Emmanuel Macron qualifie ce processus d’abandon de la « naïveté ». À quel point naïf ? Le sien peut-être, le nôtre sans doute qui nous a fait ignorer l’injonction du général de Gaulle : « La vie est un combat, le succès coûte des efforts et le salut exige la victoire. »

Le chef de l’Etat peine à tirer les leçons des changements du monde et a fragilisé la position de notre pays en réduisant ses ressources.

Cécile Cukierman

Président au Sénat du groupe communiste, républicain, citoyen et écologiste-Kanaky

Les agitations du président de la République et ses multiples « coups d’éclat » en matière de politique étrangère – plus s’apparentant à des coups d’épée dans l’eau – permettent de masquer l’affaiblissement du rôle de la France dans son action diplomatique. Cela est d’abord dû en partie à l’insuffisance des moyens de notre réseau diplomatique, à laquelle s’ajoute la rupture de confiance provoquée par Emmanuel Macron dans sa remise en cause du modèle de recrutement et du statut de notre corps diplomatique.

Par ailleurs, la multiplication des missions et le lancement de grands projets sans cohérence budgétaire sont légions. Dernière en date : la lutte contre les inégalités mondiales résultant d’une loi de 2021 dont l’objectif était d’atteindre 0,7 % du revenu national brut en 2025 n’a pas échappé au coup dur, trois ans plus tard, de 800 millions d’euros dédiés à l’aide publique au développement.

Mais, au-delà des problèmes de moyens et du risque réel d’affaiblissement de notre diplomatie qui en résulte, les incohérences du président de la République nous montrent une chose. Aucune leçon ne peut être tirée des changements intervenus dans le monde actuel. En Afrique, l’échec de notre politique africaine est constaté avec la fin de « Barkhane » sans remettre en cause les fondamentaux politiques qui nous y ont conduits.

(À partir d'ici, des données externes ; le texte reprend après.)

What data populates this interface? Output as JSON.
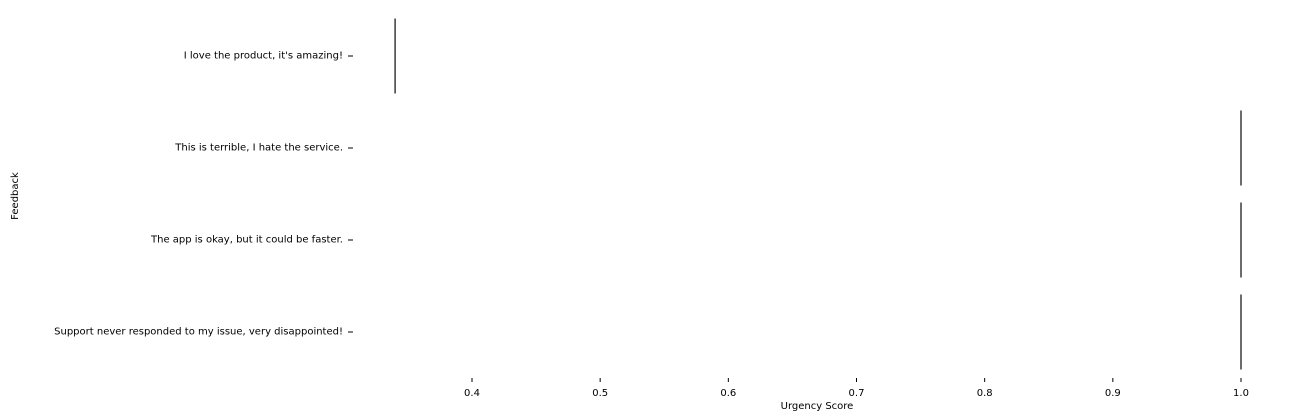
{
  "chart_data": {
    "type": "box",
    "orientation": "horizontal",
    "title": "",
    "xlabel": "Urgency Score",
    "ylabel": "Feedback",
    "categories": [
      "I love the product, it's amazing!",
      "This is terrible, I hate the service.",
      "The app is okay, but it could be faster.",
      "Support never responded to my issue, very disappointed!"
    ],
    "values": [
      0.34,
      1.0,
      1.0,
      1.0
    ],
    "xlim": [
      0.34,
      1.0
    ],
    "xticks": [
      0.4,
      0.5,
      0.6,
      0.7,
      0.8,
      0.9,
      1.0
    ],
    "xtick_labels": [
      "0.4",
      "0.5",
      "0.6",
      "0.7",
      "0.8",
      "0.9",
      "1.0"
    ],
    "grid": false,
    "legend": "none",
    "mark_color": "#3b3b3b"
  }
}
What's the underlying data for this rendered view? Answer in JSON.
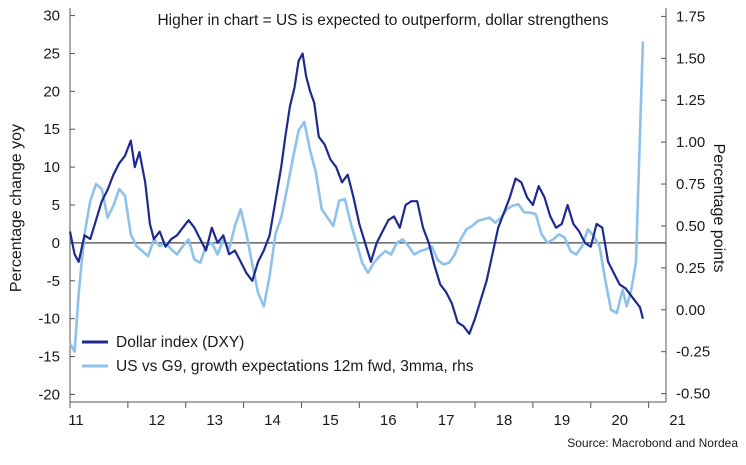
{
  "chart_data": {
    "type": "line",
    "annotation": "Higher in chart = US is expected to outperform, dollar strengthens",
    "ylabel_left": "Percentage change yoy",
    "ylabel_right": "Percentage points",
    "source": "Source: Macrobond and Nordea",
    "x_ticks": [
      "11",
      "12",
      "13",
      "14",
      "15",
      "16",
      "17",
      "18",
      "19",
      "20",
      "21"
    ],
    "y_left_ticks": [
      "30",
      "25",
      "20",
      "15",
      "10",
      "5",
      "0",
      "-5",
      "-10",
      "-15",
      "-20"
    ],
    "y_right_ticks": [
      "1.75",
      "1.50",
      "1.25",
      "1.00",
      "0.75",
      "0.50",
      "0.25",
      "0.00",
      "-0.25",
      "-0.50"
    ],
    "ylim_left": [
      -21,
      31
    ],
    "ylim_right": [
      -0.55,
      1.8
    ],
    "xlim": [
      2011.0,
      2021.3
    ],
    "grid": false,
    "legend": "bottom-left",
    "colors": {
      "dxy": "#1f2a8f",
      "growth": "#8ec2ea",
      "zero_line": "#444444"
    },
    "series": [
      {
        "name": "Dollar index (DXY)",
        "axis": "left",
        "x": [
          2011.0,
          2011.08,
          2011.15,
          2011.25,
          2011.35,
          2011.45,
          2011.55,
          2011.65,
          2011.75,
          2011.85,
          2011.95,
          2012.05,
          2012.12,
          2012.2,
          2012.3,
          2012.38,
          2012.45,
          2012.55,
          2012.65,
          2012.75,
          2012.85,
          2012.95,
          2013.05,
          2013.15,
          2013.25,
          2013.35,
          2013.45,
          2013.55,
          2013.65,
          2013.75,
          2013.85,
          2013.95,
          2014.05,
          2014.15,
          2014.25,
          2014.35,
          2014.45,
          2014.55,
          2014.65,
          2014.72,
          2014.8,
          2014.88,
          2014.95,
          2015.02,
          2015.08,
          2015.15,
          2015.22,
          2015.3,
          2015.4,
          2015.5,
          2015.6,
          2015.7,
          2015.8,
          2015.9,
          2016.0,
          2016.1,
          2016.2,
          2016.3,
          2016.4,
          2016.5,
          2016.6,
          2016.7,
          2016.8,
          2016.9,
          2017.0,
          2017.1,
          2017.2,
          2017.3,
          2017.4,
          2017.5,
          2017.6,
          2017.7,
          2017.8,
          2017.9,
          2018.0,
          2018.1,
          2018.2,
          2018.3,
          2018.4,
          2018.5,
          2018.6,
          2018.7,
          2018.8,
          2018.9,
          2019.0,
          2019.1,
          2019.2,
          2019.3,
          2019.4,
          2019.5,
          2019.6,
          2019.7,
          2019.8,
          2019.9,
          2020.0,
          2020.1,
          2020.2,
          2020.3,
          2020.4,
          2020.5,
          2020.6,
          2020.7,
          2020.8,
          2020.85,
          2020.9
        ],
        "values": [
          1.5,
          -1.5,
          -2.5,
          1.0,
          0.5,
          3.0,
          5.5,
          7.0,
          9.0,
          10.5,
          11.5,
          13.5,
          10.0,
          12.0,
          8.0,
          2.5,
          0.5,
          1.5,
          -0.5,
          0.5,
          1.0,
          2.0,
          3.0,
          2.0,
          0.5,
          -1.0,
          2.0,
          0.0,
          1.0,
          -1.5,
          -1.0,
          -2.5,
          -4.0,
          -5.0,
          -2.5,
          -1.0,
          1.0,
          5.5,
          10.0,
          14.0,
          18.0,
          20.5,
          24.0,
          25.0,
          22.0,
          20.0,
          18.5,
          14.0,
          13.0,
          11.0,
          10.0,
          8.0,
          9.0,
          6.0,
          2.5,
          0.0,
          -2.5,
          0.0,
          1.5,
          3.0,
          3.5,
          2.0,
          5.0,
          5.5,
          5.5,
          2.0,
          0.0,
          -3.0,
          -5.5,
          -6.5,
          -8.0,
          -10.5,
          -11.0,
          -12.0,
          -10.0,
          -7.5,
          -5.0,
          -1.5,
          2.0,
          4.0,
          6.0,
          8.5,
          8.0,
          6.0,
          5.0,
          7.5,
          6.0,
          3.5,
          2.0,
          2.5,
          5.0,
          2.5,
          1.5,
          0.0,
          -0.5,
          2.5,
          2.0,
          -2.5,
          -4.0,
          -5.5,
          -6.0,
          -7.0,
          -8.0,
          -8.5,
          -10.0
        ]
      },
      {
        "name": "US vs G9, growth expectations 12m fwd, 3mma, rhs",
        "axis": "right",
        "x": [
          2011.0,
          2011.08,
          2011.15,
          2011.25,
          2011.35,
          2011.45,
          2011.55,
          2011.65,
          2011.75,
          2011.85,
          2011.95,
          2012.05,
          2012.15,
          2012.25,
          2012.35,
          2012.45,
          2012.55,
          2012.65,
          2012.75,
          2012.85,
          2012.95,
          2013.05,
          2013.15,
          2013.25,
          2013.35,
          2013.45,
          2013.55,
          2013.65,
          2013.75,
          2013.85,
          2013.95,
          2014.05,
          2014.15,
          2014.25,
          2014.35,
          2014.45,
          2014.55,
          2014.65,
          2014.75,
          2014.85,
          2014.95,
          2015.05,
          2015.15,
          2015.25,
          2015.35,
          2015.45,
          2015.55,
          2015.65,
          2015.75,
          2015.85,
          2015.95,
          2016.05,
          2016.15,
          2016.25,
          2016.35,
          2016.45,
          2016.55,
          2016.65,
          2016.75,
          2016.85,
          2016.95,
          2017.05,
          2017.15,
          2017.25,
          2017.35,
          2017.45,
          2017.55,
          2017.65,
          2017.75,
          2017.85,
          2017.95,
          2018.05,
          2018.15,
          2018.25,
          2018.35,
          2018.45,
          2018.55,
          2018.65,
          2018.75,
          2018.85,
          2018.95,
          2019.05,
          2019.15,
          2019.25,
          2019.35,
          2019.45,
          2019.55,
          2019.65,
          2019.75,
          2019.85,
          2019.95,
          2020.05,
          2020.15,
          2020.25,
          2020.35,
          2020.45,
          2020.55,
          2020.62,
          2020.7,
          2020.78,
          2020.85,
          2020.9
        ],
        "values": [
          -0.2,
          -0.25,
          0.1,
          0.45,
          0.65,
          0.75,
          0.72,
          0.55,
          0.62,
          0.72,
          0.68,
          0.45,
          0.38,
          0.35,
          0.32,
          0.42,
          0.38,
          0.4,
          0.36,
          0.33,
          0.38,
          0.42,
          0.3,
          0.28,
          0.38,
          0.4,
          0.33,
          0.42,
          0.36,
          0.5,
          0.6,
          0.45,
          0.27,
          0.1,
          0.02,
          0.2,
          0.45,
          0.55,
          0.72,
          0.9,
          1.07,
          1.12,
          0.95,
          0.82,
          0.6,
          0.55,
          0.5,
          0.65,
          0.66,
          0.52,
          0.4,
          0.28,
          0.22,
          0.28,
          0.32,
          0.35,
          0.33,
          0.4,
          0.42,
          0.38,
          0.33,
          0.35,
          0.36,
          0.38,
          0.3,
          0.27,
          0.28,
          0.33,
          0.42,
          0.48,
          0.5,
          0.53,
          0.54,
          0.55,
          0.52,
          0.55,
          0.6,
          0.62,
          0.63,
          0.58,
          0.58,
          0.57,
          0.45,
          0.4,
          0.42,
          0.45,
          0.43,
          0.35,
          0.33,
          0.38,
          0.48,
          0.44,
          0.38,
          0.18,
          0.0,
          -0.02,
          0.12,
          0.02,
          0.12,
          0.28,
          1.05,
          1.6
        ]
      }
    ]
  }
}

Comment expliquer le maintien des sanctions imposées au peuple malien, ainsi que la suspension de notre aide publique au développement alors même que les pays membres de la CEDEAO ont pour leur part annoncé la levée des sanctions financières ? En Ukraine, nous passons d’un président qui voulait œuvrer à une solution politique à un président qui endosse le rôle de chef de guerre des Européens.

En Palestine, le président maintient timidement dans ses déclarations des principes conformes aux résolutions de l’ONU mais, en pratique, notre action diplomatique reste muette lorsqu’il s’agit d’œuvrer concrètement à imposer le cessez-le-feu à Israël. Aucun levier sur les ventes d’armes, le commerce ou même la reconnaissance unilatérale de l’État palestinien n’a été actionné, signifiant ainsi notre « double standard » et l’impuissance complice de la France dans ce conflit.

Derrière ces confusions et improvisations du président se cache l’isolement croissant de l’Occident dans le monde et, avec lui, de la France. Dans un monde hypercompétitif mettant à mal la solidarité et déclenchant des insécurités alimentaires, sanitaires, voire migratoires, notre pays devrait placer sa diplomatie comme la pièce maîtresse de notre stratégie de promotion de la paix mondiale, plutôt que de l’utiliser comme un simple outil. Communication.

Cette relégation de notre diplomatie se manifeste dans l’asymétrie spectaculaire des trajectoires budgétaires respectives de nos moyens militaires et diplomatiques. En pensant compenser l’affaiblissement de la voix de la France par le bruit de ses canons, nous ne faisons que nous éloigner un peu plus de l’exigence de dialogue que réclame le monde d’aujourd’hui et renforçons notre isolement.